US President Donald Trump on Tuesday pardoned Silk Road founder Ross Ulbricht, who was sentenced to life in prison for running an underground online marketplace where drug dealers and others conducted over US$200 million in illicit trade using bitcoin.
The Republican president made good on a campaign pledge to free Ulbricht, 40, who was arrested in 2013 and sentenced in 2015 in what became a landmark US prosecution launched only a few years after the emergence of the popular cryptocurrency.
“The scum that worked to convict him were some of the same lunatics who were involved in the modern day weaponisation of government against me,” Trump said in a post on his social media platform Truth Social.

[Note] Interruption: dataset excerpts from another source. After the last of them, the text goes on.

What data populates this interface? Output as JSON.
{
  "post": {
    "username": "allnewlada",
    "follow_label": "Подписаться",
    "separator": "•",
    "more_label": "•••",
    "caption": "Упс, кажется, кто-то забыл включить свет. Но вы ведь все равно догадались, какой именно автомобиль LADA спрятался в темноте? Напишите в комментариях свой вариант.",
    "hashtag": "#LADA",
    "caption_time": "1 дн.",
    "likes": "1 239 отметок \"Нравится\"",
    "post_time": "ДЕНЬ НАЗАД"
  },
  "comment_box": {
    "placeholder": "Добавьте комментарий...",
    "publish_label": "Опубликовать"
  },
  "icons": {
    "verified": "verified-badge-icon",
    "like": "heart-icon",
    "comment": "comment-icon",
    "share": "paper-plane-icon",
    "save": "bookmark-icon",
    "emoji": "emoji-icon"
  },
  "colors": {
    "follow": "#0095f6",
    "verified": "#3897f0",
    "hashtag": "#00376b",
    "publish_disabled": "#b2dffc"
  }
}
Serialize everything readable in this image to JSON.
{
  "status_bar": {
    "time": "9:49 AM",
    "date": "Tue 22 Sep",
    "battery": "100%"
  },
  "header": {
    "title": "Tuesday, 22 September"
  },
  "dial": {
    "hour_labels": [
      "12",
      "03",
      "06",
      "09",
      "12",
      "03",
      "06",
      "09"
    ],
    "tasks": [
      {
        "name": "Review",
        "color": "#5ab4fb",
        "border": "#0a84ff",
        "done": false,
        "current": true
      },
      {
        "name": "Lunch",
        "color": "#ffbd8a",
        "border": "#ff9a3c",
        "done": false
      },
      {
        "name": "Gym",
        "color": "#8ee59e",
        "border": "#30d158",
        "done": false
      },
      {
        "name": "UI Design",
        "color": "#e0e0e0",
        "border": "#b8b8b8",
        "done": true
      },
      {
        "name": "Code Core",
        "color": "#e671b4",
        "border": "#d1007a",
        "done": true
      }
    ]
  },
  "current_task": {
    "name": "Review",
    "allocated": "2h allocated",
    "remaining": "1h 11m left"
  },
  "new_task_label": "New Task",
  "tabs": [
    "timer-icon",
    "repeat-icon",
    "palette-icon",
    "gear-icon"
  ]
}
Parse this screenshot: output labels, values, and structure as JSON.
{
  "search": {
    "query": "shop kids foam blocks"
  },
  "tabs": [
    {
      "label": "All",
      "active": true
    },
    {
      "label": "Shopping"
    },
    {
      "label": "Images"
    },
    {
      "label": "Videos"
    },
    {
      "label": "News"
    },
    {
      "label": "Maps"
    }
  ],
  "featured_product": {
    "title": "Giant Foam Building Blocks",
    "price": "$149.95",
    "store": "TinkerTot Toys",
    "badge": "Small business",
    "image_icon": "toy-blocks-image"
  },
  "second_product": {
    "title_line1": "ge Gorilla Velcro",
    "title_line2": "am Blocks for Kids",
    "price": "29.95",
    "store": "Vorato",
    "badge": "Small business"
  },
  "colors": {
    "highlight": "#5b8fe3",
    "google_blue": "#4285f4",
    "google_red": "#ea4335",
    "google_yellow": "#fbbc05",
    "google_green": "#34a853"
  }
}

Trump said the pardon was “full and unconditional”. He said he called Ulbricht’s mother to break the news to her on Tuesday. Ulbricht has been imprisoned at a federal prison in Arizona and it was unclear when he would be released.
Ulbricht’s lawyer, Joshua Dratel, in an email said he was “extremely gratified that an injustice has been corrected”. He said the pardon ensured Ulbricht “can have a life ahead of him to be the productive person he could have been all these years”.
Trump’s administration is expected to significantly reverse course on what had been a crackdown by regulators on the cryptocurrency sector during Democratic former president Joe Biden’s tenure.